Griffin invented the first surfing cartoon hero – Murphy, a goofy Californian kid of the late 1950s and early 1960s, who never grew up, but morphed into an acid discovery in the mid 1960s to create some of the first psychedelic cartoons. Griffin burned out early, a casualty of rock ‘n’ roll and love of motorcycles, leaving a legacy of an hallucinatory style to cartooning where meticulously detailed black and white shading would morph into full colour living dreams. Griffin was the house artist for ‘Surfer’ magazine, where an overnight revolution in the 1960s changed the graphic design from hip and cool jazz-inflected 1950s advertising to acid-soaked waves of colour and futuristic fantasy.


You can see Griffin’s influence everywhere in contemporary surf art – in Sam Clemente’s Drew Brophy, Sydney’s Ben Brown and Ottawa’s ‘Dirty’ Don Gillies, who collectively transpose Griffin’s late-period psychedelia to heavy metal and ketamine culture (that should of course be ‘kulture’ in comix style).

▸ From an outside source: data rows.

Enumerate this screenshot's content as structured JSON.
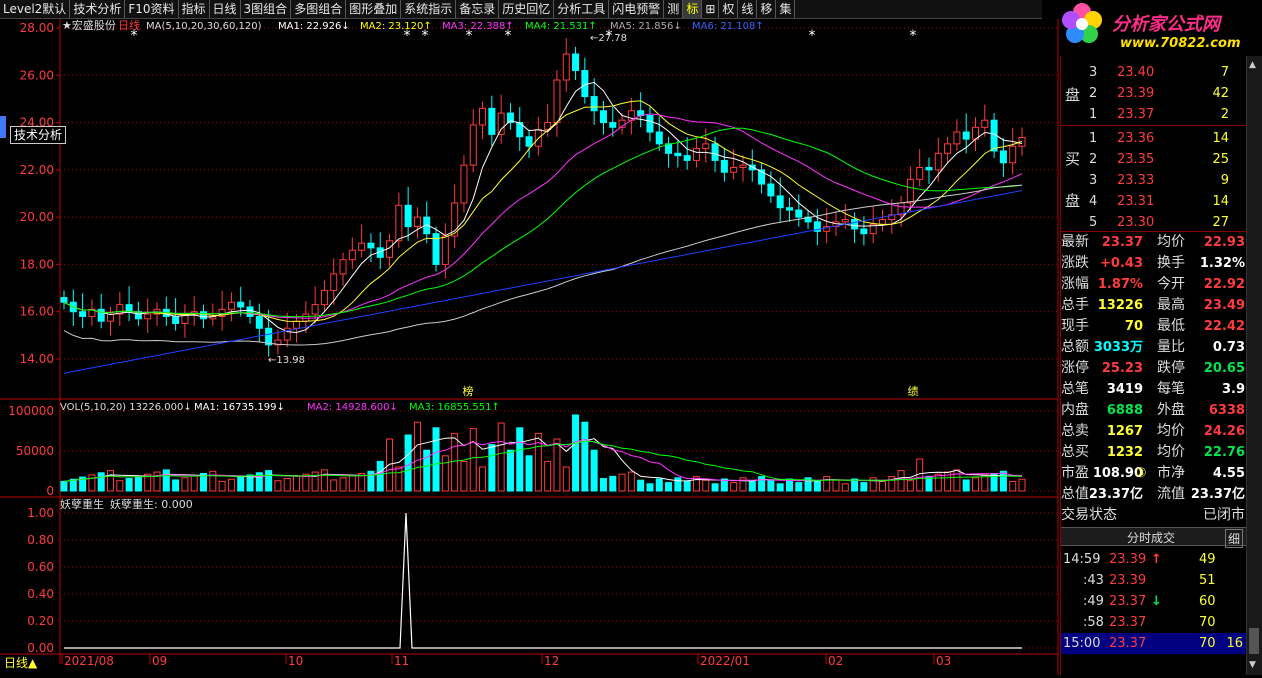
{
  "toolbar": {
    "items": [
      "Level2默认",
      "技术分析",
      "F10资料",
      "指标",
      "日线",
      "3图组合",
      "多图组合",
      "图形叠加",
      "系统指示",
      "备忘录",
      "历史回忆",
      "分析工具",
      "闪电预警",
      "测",
      "标",
      "⊞",
      "权",
      "线",
      "移",
      "集"
    ]
  },
  "logo": {
    "title": "分析家公式网",
    "url": "www.70822.com"
  },
  "stock": {
    "name": "宏盛股份",
    "period": "日线"
  },
  "tooltip": "技术分析",
  "ma_legend": {
    "label": "MA(5,10,20,30,60,120)",
    "ma1": "MA1: 22.926↓",
    "ma2": "MA2: 23.120↑",
    "ma3": "MA3: 22.388↑",
    "ma4": "MA4: 21.531↑",
    "ma5": "MA5: 21.856↓",
    "ma6": "MA6: 21.108↑"
  },
  "price_axis": [
    "28.00",
    "26.00",
    "24.00",
    "22.00",
    "20.00",
    "18.00",
    "16.00",
    "14.00"
  ],
  "annotations": {
    "high": "27.78",
    "low": "13.98",
    "mark1": "榜",
    "mark2": "绩"
  },
  "vol_legend": {
    "label": "VOL(5,10,20) 13226.000↓",
    "ma1": "MA1: 16735.199↓",
    "ma2": "MA2: 14928.600↓",
    "ma3": "MA3: 16855.551↑"
  },
  "vol_axis": [
    "100000",
    "50000",
    "0"
  ],
  "ind_legend": {
    "name": "妖孽重生",
    "value": "妖孽重生: 0.000"
  },
  "ind_axis": [
    "1.00",
    "0.80",
    "0.60",
    "0.40",
    "0.20",
    "0.00"
  ],
  "date_axis": [
    "2021/08",
    "09",
    "10",
    "11",
    "12",
    "2022/01",
    "02",
    "03"
  ],
  "bottom_label": "日线▲",
  "orderbook": {
    "sell": [
      {
        "level": "3",
        "price": "23.40",
        "vol": "7"
      },
      {
        "level": "2",
        "price": "23.39",
        "vol": "42"
      },
      {
        "level": "1",
        "price": "23.37",
        "vol": "2"
      }
    ],
    "buy": [
      {
        "level": "1",
        "price": "23.36",
        "vol": "14"
      },
      {
        "level": "2",
        "price": "23.35",
        "vol": "25"
      },
      {
        "level": "3",
        "price": "23.33",
        "vol": "9"
      },
      {
        "level": "4",
        "price": "23.31",
        "vol": "14"
      },
      {
        "level": "5",
        "price": "23.30",
        "vol": "27"
      }
    ],
    "sell_label": "盘",
    "buy_label1": "买",
    "buy_label2": "盘"
  },
  "stats": [
    {
      "k1": "最新",
      "v1": "23.37",
      "k2": "均价",
      "v2": "22.93"
    },
    {
      "k1": "涨跌",
      "v1": "+0.43",
      "k2": "换手",
      "v2": "1.32%"
    },
    {
      "k1": "涨幅",
      "v1": "1.87%",
      "k2": "今开",
      "v2": "22.92"
    },
    {
      "k1": "总手",
      "v1": "13226",
      "k2": "最高",
      "v2": "23.49"
    },
    {
      "k1": "现手",
      "v1": "70",
      "k2": "最低",
      "v2": "22.42"
    },
    {
      "k1": "总额",
      "v1": "3033万",
      "k2": "量比",
      "v2": "0.73"
    },
    {
      "k1": "涨停",
      "v1": "25.23",
      "k2": "跌停",
      "v2": "20.65"
    },
    {
      "k1": "总笔",
      "v1": "3419",
      "k2": "每笔",
      "v2": "3.9"
    },
    {
      "k1": "内盘",
      "v1": "6888",
      "k2": "外盘",
      "v2": "6338"
    },
    {
      "k1": "总卖",
      "v1": "1267",
      "k2": "均价",
      "v2": "24.26"
    },
    {
      "k1": "总买",
      "v1": "1232",
      "k2": "均价",
      "v2": "22.76"
    },
    {
      "k1": "市盈",
      "v1": "108.90",
      "k1b": "③",
      "k2": "市净",
      "v2": "4.55"
    },
    {
      "k1": "总值",
      "v1": "23.37亿",
      "k2": "流值",
      "v2": "23.37亿"
    }
  ],
  "status": {
    "label": "交易状态",
    "value": "已闭市"
  },
  "ticks_header": {
    "title": "分时成交",
    "btn": "细"
  },
  "ticks": [
    {
      "time": "14:59",
      "price": "23.39",
      "arrow": "↑",
      "vol": "49",
      "extra": ""
    },
    {
      "time": ":43",
      "price": "23.39",
      "arrow": "",
      "vol": "51",
      "extra": ""
    },
    {
      "time": ":49",
      "price": "23.37",
      "arrow": "↓",
      "vol": "60",
      "extra": ""
    },
    {
      "time": ":58",
      "price": "23.37",
      "arrow": "",
      "vol": "70",
      "extra": ""
    },
    {
      "time": "15:00",
      "price": "23.37",
      "arrow": "",
      "vol": "70",
      "extra": "16"
    }
  ],
  "chart_data": {
    "type": "candlestick",
    "title": "宏盛股份 日线",
    "x_range": [
      "2021/08",
      "2022/03"
    ],
    "price_range": [
      13,
      28
    ],
    "closes": [
      16.4,
      16.0,
      15.8,
      16.1,
      15.6,
      15.9,
      16.3,
      16.0,
      15.7,
      15.9,
      16.1,
      15.8,
      15.5,
      15.9,
      16.0,
      15.7,
      15.8,
      16.1,
      16.4,
      16.2,
      15.8,
      15.3,
      14.6,
      14.8,
      15.3,
      15.6,
      15.9,
      16.3,
      16.9,
      17.6,
      18.2,
      18.6,
      18.9,
      18.7,
      18.3,
      19.0,
      20.5,
      19.6,
      20.0,
      19.3,
      18.0,
      19.2,
      20.6,
      22.2,
      23.9,
      24.6,
      23.5,
      24.4,
      24.0,
      23.4,
      23.0,
      23.7,
      24.0,
      25.8,
      26.9,
      26.2,
      25.1,
      24.5,
      24.0,
      23.8,
      24.1,
      24.5,
      24.3,
      23.6,
      23.1,
      22.7,
      22.6,
      22.4,
      22.9,
      23.1,
      22.4,
      21.9,
      22.1,
      22.2,
      22.0,
      21.4,
      20.9,
      20.4,
      20.3,
      20.0,
      19.8,
      19.4,
      19.6,
      19.8,
      19.9,
      19.5,
      19.3,
      19.7,
      19.9,
      20.1,
      20.6,
      21.6,
      22.1,
      22.0,
      22.7,
      23.1,
      23.6,
      23.3,
      23.8,
      24.1,
      22.8,
      22.3,
      23.0,
      23.37
    ],
    "volume_range": [
      0,
      100000
    ],
    "indicator": {
      "name": "妖孽重生",
      "range": [
        0,
        1
      ],
      "spike_value": 1.0
    }
  }
}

The best of this art is more painterly, and less based in graphics. Rick Rietveld, a dedicated surfer and artist from Los Angeles, has produced perhaps the single most iconic image in surf art, reproduced I’m sure on many surfboards and certainly a T-shirt staple. Einstein, decked in Hawaiian shirt and sporting reflective sunglasses, plays a ukelele against a background of grinding waves and tropical vegetation. The high culture of scientific reasoning and intellect meets pop culture, saying ‘surfers have brains too’ and revealing that much of the lowbrow and lowlife content of contemporary surf art is actually tongue-in-cheek, ironic and self-satirising. Reitveld called his style ‘Pop Surrealism, with a saltwater twist’. His major influence is, of course, Rick Griffin.